3. RAFFORZARE LA PROPRIA PRESENZA SUI MERCATI
Effettivamente il mercato dell’auto non stava vivendo un momento felice. Le immatricolazioni delle autovetture in Italia erano sensibilmente diminuite dal 2000 al 2003 (- 7%), e la quota di mercato di Fiat era passata dal 43,45% del 1996 al 27,95% nel 2003: un disastro.
Il marchio Fiat aveva perso fascino ed era diventato purtroppo sinonimo di scarsa qualità; pur di raggiungere certi volumi di vendita aveva compiuto delle “forzature” (ad esempio puntando sulle “chilometri zero” per accrescere la propria quota di mercato) che però ne danneggiavano l’immagine e si erano rivelate controproducenti nel lungo periodo.
Per rimediare, Fiat ha incrementato il livello di servizi associati alle autovetture, ha associato spesso il marchio “made in Italy”, rinnovato i marchi.
- Fiat: marchio giovane orientato maggiormente ai giovani (Panda, Punto)
- Lancia: marchio sinonimo di eleganza e classe, maggiormente orientato alle donne (Ypsilon, Musa, Delta)
- Alfa Romeo: marchio sportivo rafforzato grazie alla costituzione del polo sportivo Alfa-Maserati (GT. Crosswagon, Brera, 939)
- Fiat Veicoli Commerciali, focalizzata sulla versatilità e l’ottimo rapporto qualità prezzo (New Scudo, New Ducato)
Questa strategia si è rivelata fondamentale per acquisire nuovi clienti, rafforzare la propria quota di mercato in Italia ed in Europa, entrare in mercati emergenti.
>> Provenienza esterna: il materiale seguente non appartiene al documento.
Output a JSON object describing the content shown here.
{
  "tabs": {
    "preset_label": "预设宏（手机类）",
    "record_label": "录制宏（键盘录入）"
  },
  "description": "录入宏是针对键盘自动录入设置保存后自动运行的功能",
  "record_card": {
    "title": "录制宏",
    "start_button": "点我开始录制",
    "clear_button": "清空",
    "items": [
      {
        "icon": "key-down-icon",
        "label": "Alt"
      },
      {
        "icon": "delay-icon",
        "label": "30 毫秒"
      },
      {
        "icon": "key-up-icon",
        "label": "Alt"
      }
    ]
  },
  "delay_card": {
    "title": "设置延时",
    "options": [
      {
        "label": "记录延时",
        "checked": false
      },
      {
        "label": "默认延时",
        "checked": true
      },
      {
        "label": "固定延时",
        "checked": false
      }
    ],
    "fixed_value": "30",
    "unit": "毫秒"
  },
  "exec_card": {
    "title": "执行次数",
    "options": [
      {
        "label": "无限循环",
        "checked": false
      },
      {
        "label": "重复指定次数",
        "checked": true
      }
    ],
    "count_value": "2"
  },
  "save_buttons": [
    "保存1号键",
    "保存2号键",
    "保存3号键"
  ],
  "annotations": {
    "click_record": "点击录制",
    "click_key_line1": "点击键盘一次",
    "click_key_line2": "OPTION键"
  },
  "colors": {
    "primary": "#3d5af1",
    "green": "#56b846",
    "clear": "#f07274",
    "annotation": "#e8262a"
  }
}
I risultati?
Nel 2006 Fiat Auto ha consegnato 1.980.300 vetture nel mondo, il 16,7% in più rispetto al 2005, crescendo più dei principali mercati in cui opera: in Europa le vendite sono aumentate in quell’anno del 17% circa malgrado una crescita complessiva del mercato dell’auto fosse solo dello 0,7%.
Queste erano le tre principali strategie che hanno permesso a Sergio Marchionne di salvare la Fiat dal crack finanziario. E’ servito tanto coraggio, tanta lungimiranza. Sono strategie che puoi utilizzare anche tu, anche se non gestisci una multinazionale e non vendi automobili. E’ un percorso complesso che deve essere attentamente monitorato, numeri alla mano.